S&P 500 remained range-bound last week, eking out a 0.4% gain.  But the highlight of the week was the so-called “meme stocks”, which soared beyond their fundamental values to record highs, based on a surge in retail interest on social media.  The wild week of trading saw stock prices of companies such as AMC Entertainment, GameStop, BlackBerry, Bed, Bath & Beyond, Wendy’s and Clover Health climb at astronomical rates in the midst of Reddit retail trading mania, before fizzling toward the end of the week.  While these story stocks can continue to run up to unimaginable levels based on hype and momentum, the disparity between fundamental value and current market price does eventually narrow, especially if these companies do not meet earnings expectations.

The Biden administration and a group of Republican Senators could not come to an agreement on the infrastructure bill that they have been negotiating over the past few weeks.  However, a bipartisan group of 10 centrist Senators agreed in principle on an infrastructure plan of their own that does not hike taxes.  It is not clear at this point how comprehensive the plan is and how the costs are offset, but the Senators will attempt to garner support within their parties for the package that is rumored to cost approximately $1 trillion and include only physical infrastructure.  A similar infrastructure plan is also being worked on by the House Problem Solvers Caucus.

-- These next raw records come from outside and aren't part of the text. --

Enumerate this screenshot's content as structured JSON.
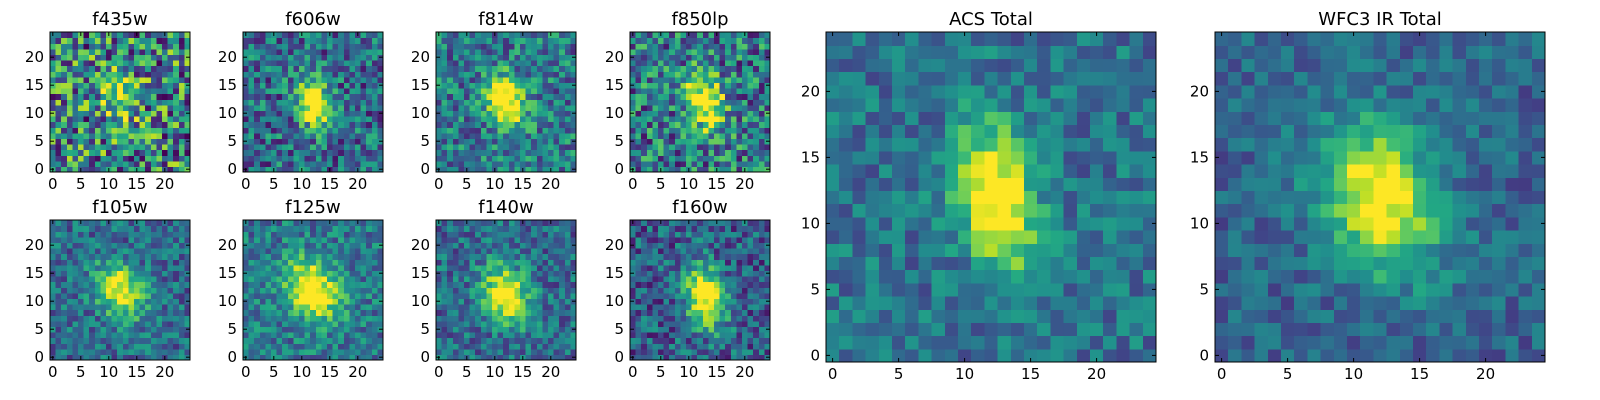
{
  "chart_data": [
    {
      "type": "heatmap",
      "title": "f435w",
      "xlim": [
        -0.5,
        24.5
      ],
      "ylim": [
        -0.5,
        24.5
      ],
      "xticks": [
        0,
        5,
        10,
        15,
        20
      ],
      "yticks": [
        0,
        5,
        10,
        15,
        20
      ],
      "colormap": "viridis",
      "center": [
        12,
        13
      ],
      "peak": 0.55,
      "spread": [
        2.2,
        2.8
      ],
      "noise": 0.45,
      "base": 0.45
    },
    {
      "type": "heatmap",
      "title": "f606w",
      "xlim": [
        -0.5,
        24.5
      ],
      "ylim": [
        -0.5,
        24.5
      ],
      "xticks": [
        0,
        5,
        10,
        15,
        20
      ],
      "yticks": [
        0,
        5,
        10,
        15,
        20
      ],
      "colormap": "viridis",
      "center": [
        12,
        12
      ],
      "peak": 0.8,
      "spread": [
        2.0,
        3.0
      ],
      "noise": 0.3,
      "base": 0.35
    },
    {
      "type": "heatmap",
      "title": "f814w",
      "xlim": [
        -0.5,
        24.5
      ],
      "ylim": [
        -0.5,
        24.5
      ],
      "xticks": [
        0,
        5,
        10,
        15,
        20
      ],
      "yticks": [
        0,
        5,
        10,
        15,
        20
      ],
      "colormap": "viridis",
      "center": [
        12,
        12
      ],
      "peak": 0.8,
      "spread": [
        2.2,
        3.2
      ],
      "noise": 0.28,
      "base": 0.4
    },
    {
      "type": "heatmap",
      "title": "f850lp",
      "xlim": [
        -0.5,
        24.5
      ],
      "ylim": [
        -0.5,
        24.5
      ],
      "xticks": [
        0,
        5,
        10,
        15,
        20
      ],
      "yticks": [
        0,
        5,
        10,
        15,
        20
      ],
      "colormap": "viridis",
      "center": [
        13,
        12
      ],
      "peak": 0.75,
      "spread": [
        2.2,
        3.5
      ],
      "noise": 0.35,
      "base": 0.4
    },
    {
      "type": "heatmap",
      "title": "f105w",
      "xlim": [
        -0.5,
        24.5
      ],
      "ylim": [
        -0.5,
        24.5
      ],
      "xticks": [
        0,
        5,
        10,
        15,
        20
      ],
      "yticks": [
        0,
        5,
        10,
        15,
        20
      ],
      "colormap": "viridis",
      "center": [
        12,
        12
      ],
      "peak": 0.7,
      "spread": [
        3.0,
        3.2
      ],
      "noise": 0.22,
      "base": 0.35
    },
    {
      "type": "heatmap",
      "title": "f125w",
      "xlim": [
        -0.5,
        24.5
      ],
      "ylim": [
        -0.5,
        24.5
      ],
      "xticks": [
        0,
        5,
        10,
        15,
        20
      ],
      "yticks": [
        0,
        5,
        10,
        15,
        20
      ],
      "colormap": "viridis",
      "center": [
        12,
        12
      ],
      "peak": 0.75,
      "spread": [
        3.2,
        3.5
      ],
      "noise": 0.22,
      "base": 0.4
    },
    {
      "type": "heatmap",
      "title": "f140w",
      "xlim": [
        -0.5,
        24.5
      ],
      "ylim": [
        -0.5,
        24.5
      ],
      "xticks": [
        0,
        5,
        10,
        15,
        20
      ],
      "yticks": [
        0,
        5,
        10,
        15,
        20
      ],
      "colormap": "viridis",
      "center": [
        12,
        11
      ],
      "peak": 0.75,
      "spread": [
        2.8,
        3.5
      ],
      "noise": 0.22,
      "base": 0.35
    },
    {
      "type": "heatmap",
      "title": "f160w",
      "xlim": [
        -0.5,
        24.5
      ],
      "ylim": [
        -0.5,
        24.5
      ],
      "xticks": [
        0,
        5,
        10,
        15,
        20
      ],
      "yticks": [
        0,
        5,
        10,
        15,
        20
      ],
      "colormap": "viridis",
      "center": [
        13,
        11
      ],
      "peak": 0.8,
      "spread": [
        2.5,
        3.8
      ],
      "noise": 0.25,
      "base": 0.3
    },
    {
      "type": "heatmap",
      "title": "ACS Total",
      "xlim": [
        -0.5,
        24.5
      ],
      "ylim": [
        -0.5,
        24.5
      ],
      "xticks": [
        0,
        5,
        10,
        15,
        20
      ],
      "yticks": [
        0,
        5,
        10,
        15,
        20
      ],
      "colormap": "viridis",
      "center": [
        12.5,
        12
      ],
      "peak": 0.8,
      "spread": [
        2.0,
        3.5
      ],
      "noise": 0.18,
      "base": 0.38
    },
    {
      "type": "heatmap",
      "title": "WFC3 IR Total",
      "xlim": [
        -0.5,
        24.5
      ],
      "ylim": [
        -0.5,
        24.5
      ],
      "xticks": [
        0,
        5,
        10,
        15,
        20
      ],
      "yticks": [
        0,
        5,
        10,
        15,
        20
      ],
      "colormap": "viridis",
      "center": [
        12,
        12
      ],
      "peak": 0.75,
      "spread": [
        3.0,
        3.8
      ],
      "noise": 0.15,
      "base": 0.32
    }
  ]
}
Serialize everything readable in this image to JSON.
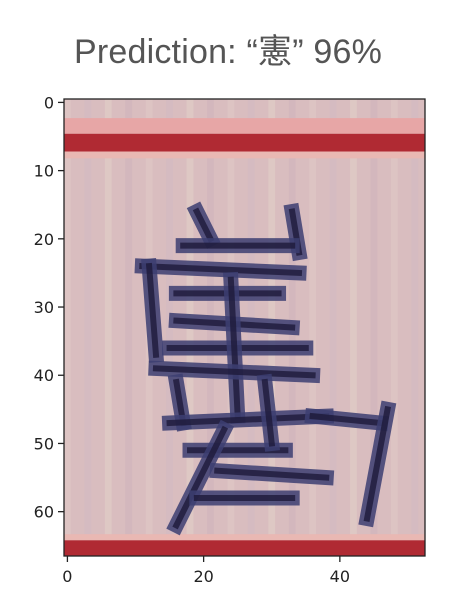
{
  "title": "Prediction: “憲” 96%",
  "chart_data": {
    "type": "heatmap",
    "title": "Prediction: “憲” 96%",
    "prediction": {
      "character": "憲",
      "confidence_percent": 96
    },
    "image_size": {
      "rows": 67,
      "cols": 53
    },
    "xlim": [
      -0.5,
      52.5
    ],
    "ylim": [
      66.5,
      -0.5
    ],
    "x_ticks": [
      0,
      20,
      40
    ],
    "y_ticks": [
      0,
      10,
      20,
      30,
      40,
      50,
      60
    ],
    "xlabel": "",
    "ylabel": "",
    "grid": false,
    "colors": {
      "background": "#d9bdbf",
      "border_band": "#b02a33",
      "border_band_light": "#e7a6a6",
      "ink": "#3d3f72",
      "ink_dark": "#1e1a3a",
      "axes": "#222222"
    }
  }
}
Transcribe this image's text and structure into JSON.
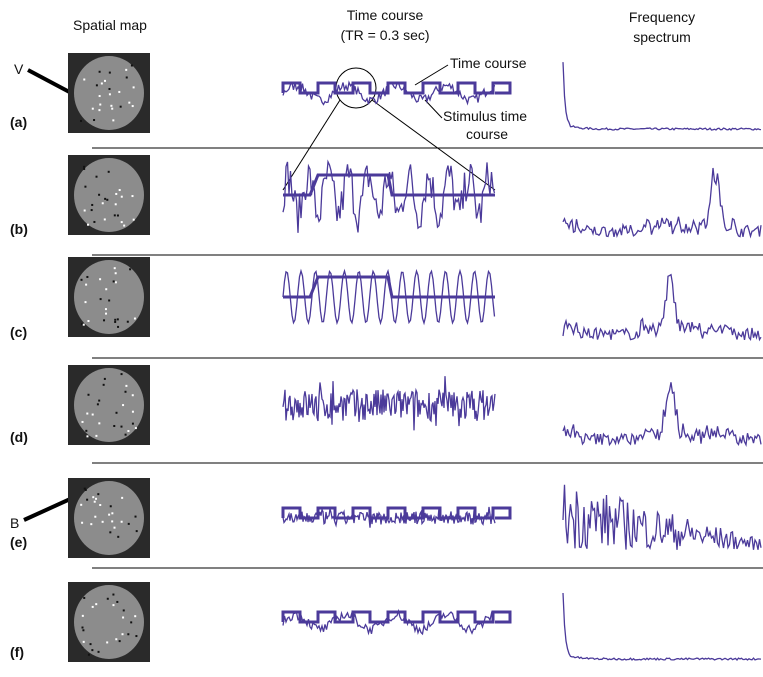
{
  "header": {
    "spatial_map": "Spatial map",
    "time_course": "Time course",
    "tr": "(TR = 0.3 sec)",
    "frequency": "Frequency",
    "spectrum": "spectrum"
  },
  "annotations": {
    "time_course": "Time course",
    "stimulus_1": "Stimulus time",
    "stimulus_2": "course",
    "v": "V",
    "b": "B"
  },
  "rows": [
    {
      "label": "(a)"
    },
    {
      "label": "(b)"
    },
    {
      "label": "(c)"
    },
    {
      "label": "(d)"
    },
    {
      "label": "(e)"
    },
    {
      "label": "(f)"
    }
  ]
}
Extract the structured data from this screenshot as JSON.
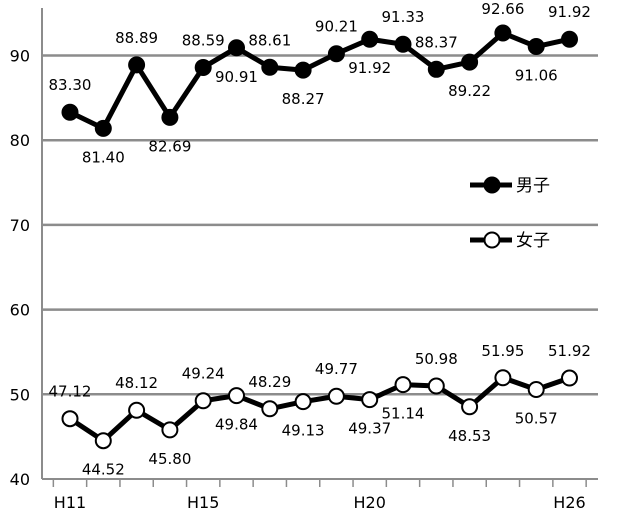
{
  "chart_data": {
    "type": "line",
    "x": [
      "H11",
      "H12",
      "H13",
      "H14",
      "H15",
      "H16",
      "H17",
      "H18",
      "H19",
      "H20",
      "H21",
      "H22",
      "H23",
      "H24",
      "H25",
      "H26"
    ],
    "x_tick_labels": [
      "H11",
      "H15",
      "H20",
      "H26"
    ],
    "ylim": [
      40,
      95
    ],
    "y_ticks": [
      40,
      50,
      60,
      70,
      80,
      90
    ],
    "grid": "horizontal",
    "legend_position": "right",
    "series": [
      {
        "name": "男子",
        "marker": "filled",
        "color": "#000000",
        "values": [
          83.3,
          81.4,
          88.89,
          82.69,
          88.59,
          90.91,
          88.61,
          88.27,
          90.21,
          91.92,
          91.33,
          88.37,
          89.22,
          92.66,
          91.06,
          91.92
        ],
        "labels": [
          "83.30",
          "81.40",
          "88.89",
          "82.69",
          "88.59",
          "90.91",
          "88.61",
          "88.27",
          "90.21",
          "91.92",
          "91.33",
          "88.37",
          "89.22",
          "92.66",
          "91.06",
          "91.92"
        ]
      },
      {
        "name": "女子",
        "marker": "hollow",
        "color": "#000000",
        "values": [
          47.12,
          44.52,
          48.12,
          45.8,
          49.24,
          49.84,
          48.29,
          49.13,
          49.77,
          49.37,
          51.14,
          50.98,
          48.53,
          51.95,
          50.57,
          51.92
        ],
        "labels": [
          "47.12",
          "44.52",
          "48.12",
          "45.80",
          "49.24",
          "49.84",
          "48.29",
          "49.13",
          "49.77",
          "49.37",
          "51.14",
          "50.98",
          "48.53",
          "51.95",
          "50.57",
          "51.92"
        ]
      }
    ]
  }
}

On a rare bipartisan deal, the Senate passed a $250 billion tech and manufacturing bill, labeled U.S. Innovation and Competition Act, to fund semiconductor research and development to counter the reliance on overseas manufacturers.  It also expands U.S. production of lithium batteries and rare earth minerals to ensure self-reliance and leadership in critical areas of science and technology.

Consumer Price Index (CPI) for May was released on Thursday.  Following April’s 4.2% increase, inflation for the 12 months ending in May was reported at a 13-year high of 5.0%, exceeding economists’ expectations of 4.7%.  Financial markets took the surge in inflation in stride, agreeing with the Fed’s dismissal of the high readings as “transitory”, or short-lived based on the pent-up demand following the pandemic and supply chain problems.  We expect the Fed to discuss tapering its bond buying program at its Jackson Hole Economic Symposium, scheduled to take place in late August, before actually slowing down its purchases late this year or early next year.

Another economic report released last week showed that initial unemployment claims came in at 376,000, some 9,000 below the previous week, the lowest level of the pandemic era.  Continuing claims also fell, dropping by 258,000 to a new low of 3.5 million.  Reflecting the benefits of a strong economic recovery and improved outlook, University of Michigan’s index of consumer sentiment improved more than expected to 86.4 in June from a May reading of 82.9, indicating higher confidence in the economy.

Looking ahead to this week, the Federal Open Market Committee (FOMC) will begin a 2-day meeting on Tuesday.  While we do not expect any change to the monetary policy, we will be watching their inflation forecasts.  Producer Price Index (PPI) will be released on Tuesday following last week’s aforementioned hot Consumer Price Index (CPI) report.  Retail sales, industrial production, and housing starts are also on the busy economic calendar this week.  On the geopolitical front, following the G-7 Summit in Cornwall, UK this weekend where the leaders collaborated on topics such as the pandemic, global taxation, and climate change, President Biden will hold another important meeting on Wednesday, this time with the Russian President Vladimir Putin, to look for ways to repair a deteriorating relationship.